Deliver Us From Evil (2014) Review


This movie sounded like more of a horror based and modern take on Se7en from the blurb I had found online, which is why I took it upon myself to watch it.

That was a mistake. Not me choosing to watch it, just the blurb which talked it up way, way too much. Deliver Us From Evil is a religious-horror themed crime-thriller starring Eric Bana as Detective Satchii, from special-ops. Being set in the Bronx means we get to see a lot of graffiti and beat up old houses. I’ve never been there but I’m sure that there must be some nice parts of the Bronx. But then again we all know that ghosts and ghouls and satanic demons all prefer a crack den over a nicely furnished penthouse.

Satchii is investigating some rather morbid child murders starting with a 6 month old baby and spanning to a 6 year old. After the movie starts with a found footage piece from some soldiers in Iraq, we are chucked into the centre of these crime investigations. A baby found in a dumpster, a 2 year old chucked into a lion’s enclosure at a zoo. So, the detective finds an incredibly weak link in that the soldiers went to war together and just so happened to serve together on the exact mission in the film at the start of the movie. Spurious plot aside, the movie does a good job of showing us the relationship between the detective and his partner cop.
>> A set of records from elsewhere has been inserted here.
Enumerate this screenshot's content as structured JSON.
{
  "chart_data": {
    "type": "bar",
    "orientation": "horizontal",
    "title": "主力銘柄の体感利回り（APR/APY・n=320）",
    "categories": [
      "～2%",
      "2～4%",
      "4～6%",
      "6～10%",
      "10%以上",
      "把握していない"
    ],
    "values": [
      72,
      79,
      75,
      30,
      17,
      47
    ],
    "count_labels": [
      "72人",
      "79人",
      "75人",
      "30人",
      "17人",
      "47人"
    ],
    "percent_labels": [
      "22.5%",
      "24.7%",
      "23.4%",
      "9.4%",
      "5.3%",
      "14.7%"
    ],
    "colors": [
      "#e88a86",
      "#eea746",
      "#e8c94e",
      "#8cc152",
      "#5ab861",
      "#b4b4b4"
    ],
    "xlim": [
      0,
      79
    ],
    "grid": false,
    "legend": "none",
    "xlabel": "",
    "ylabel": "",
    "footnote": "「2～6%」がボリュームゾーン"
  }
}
The nature of each crime keeps the intrigue up for the viewer.

By half way through the film, for no explainable reason, our Detective starts to become religious and believes, trusts and enlists the help of a Jesuit exorcist. After a goose chase of random ‘possessed’ people and a very slow uneventful build up we get a 30 minute long exorcism to finish up the movie.

This, in my opinion was the best part of the film, just a shame that I was half asleep by this point after 1h30 of slow build up and back story. The exorcism is fun and scary and gritty and I loved it.

This is a film that I honestly cannot say is great but also hand on heart cannot say is bad either. One thing, though, is that it felt like it would fit a feature length TV structure a bit like True Detective.